Della sua attività romana ci è rimasta memoria attraverso la conferma fatta dal B. degli statuti di due corporazioni: dell'arte della Lana il 14 luglio e dei Mercanti di panni l'11 agosto. L'Oldoini afferma di aver visto il trattato De potestate senatorisin Urbe che il B. avrebbe scritto mentre era a Roma, ma l'opera non è conosciuta dai successivi biografi. È probabilmente da collegare alla sua permanenza a Roma il matrimonio della figlia Anna con Stefano Porcari, celebrato l'11 ott. 1450: il B. assegnò alla figlia una dote di 1.000 fiorini.
Rientrato a Perugia alla fine del 1449, nel 1452 il B. venne eletto capo dei priori. In tale veste dispose la costruzione di fortificazioni al confine con la Repubblica di Siena, l'esenzione dalle tasse di numerosi cittadini poveri, e la riscossione delle imposte di cittadini morosi da cinque anni: per quest'ultimo fine creò una commissione di cinque cittadini, uno per porta.

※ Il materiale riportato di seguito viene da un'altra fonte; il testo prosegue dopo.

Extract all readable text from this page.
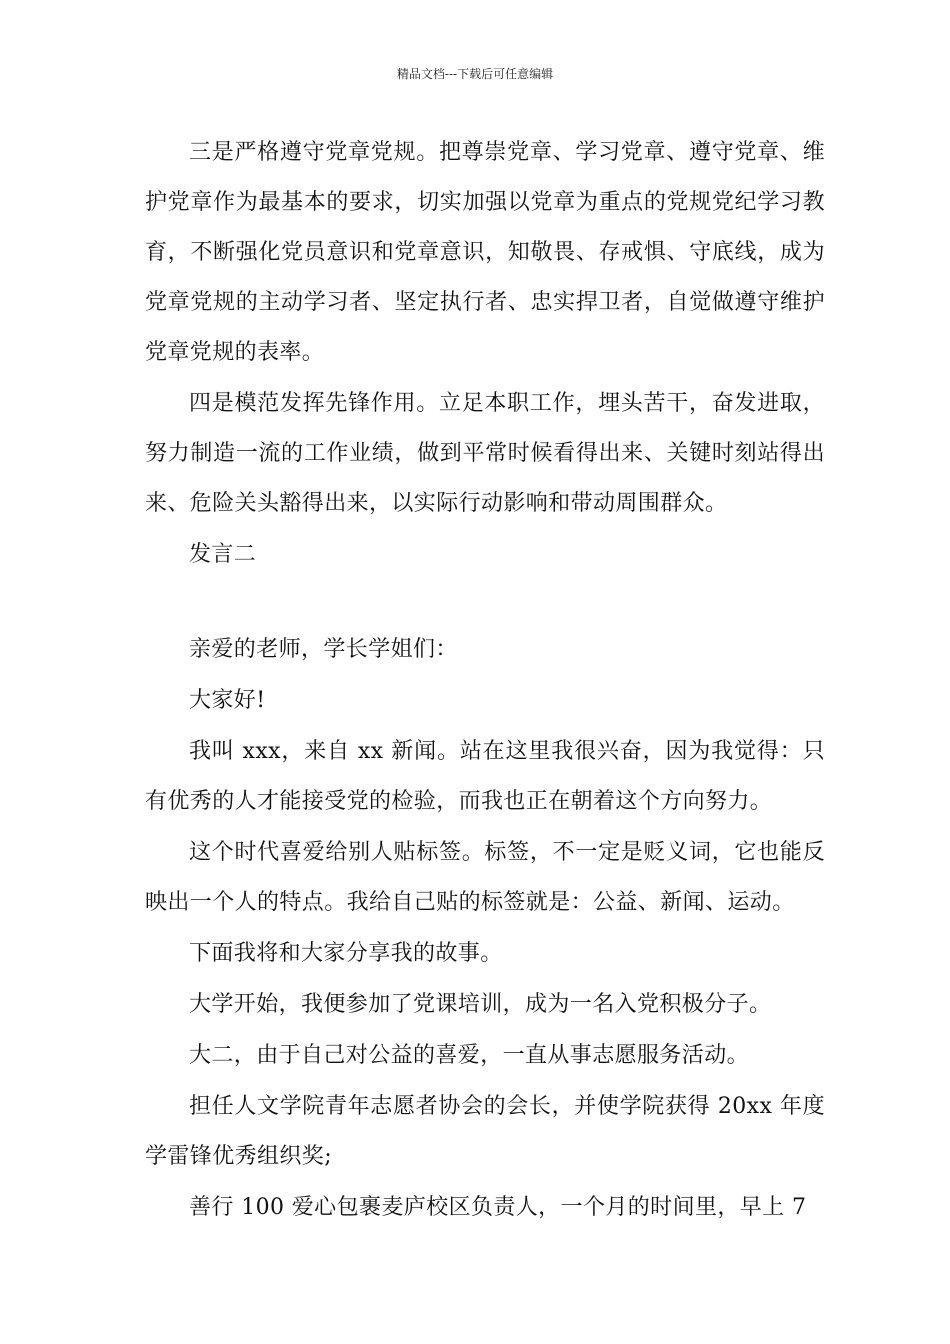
精品文档---下载后可任意编辑

三是严格遵守党章党规。把尊崇党章、学习党章、遵守党章、维护党章作为最基本的要求，切实加强以党章为重点的党规党纪学习教育，不断强化党员意识和党章意识，知敬畏、存戒惧、守底线，成为党章党规的主动学习者、坚定执行者、忠实捍卫者，自觉做遵守维护党章党规的表率。

四是模范发挥先锋作用。立足本职工作，埋头苦干，奋发进取，努力制造一流的工作业绩，做到平常时候看得出来、关键时刻站得出来、危险关头豁得出来，以实际行动影响和带动周围群众。

发言二

亲爱的老师，学长学姐们：

大家好!

我叫 xxx，来自 xx 新闻。站在这里我很兴奋，因为我觉得：只有优秀的人才能接受党的检验，而我也正在朝着这个方向努力。

这个时代喜爱给别人贴标签。标签，不一定是贬义词，它也能反映出一个人的特点。我给自己贴的标签就是：公益、新闻、运动。

下面我将和大家分享我的故事。

大学开始，我便参加了党课培训，成为一名入党积极分子。

大二，由于自己对公益的喜爱，一直从事志愿服务活动。

担任人文学院青年志愿者协会的会长，并使学院获得 20xx 年度学雷锋优秀组织奖;

善行 100 爱心包裹麦庐校区负责人，一个月的时间里，早上 7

Ma proprio in quel periodo il genero Stefano Porcari prendeva parte a una congiura contro il papa Niccolò V. Scoperto, il 9 genn. 1453 veniva giustiziato. La condanna del Porcari coinvolgeva anche il B. che si dimise dalla carica di priore. È presumibile che egli fosse stato costretto a ritirarsi perché il pontefice non poteva permettere che la maggiore magistratura perugina fosse guidata da un parente di chi aveva congiurato contro di lui.
Il B. morì il 29 ag. 1454.
L'Oldoini sostiene che il B. fu professore di diritto nell'università di Perugia: il suo nome, però, manca nei ruoli dello Studio perugino del sec. XV né altri documenti possono essere addotti per avallare la tesi dell'Oldoini.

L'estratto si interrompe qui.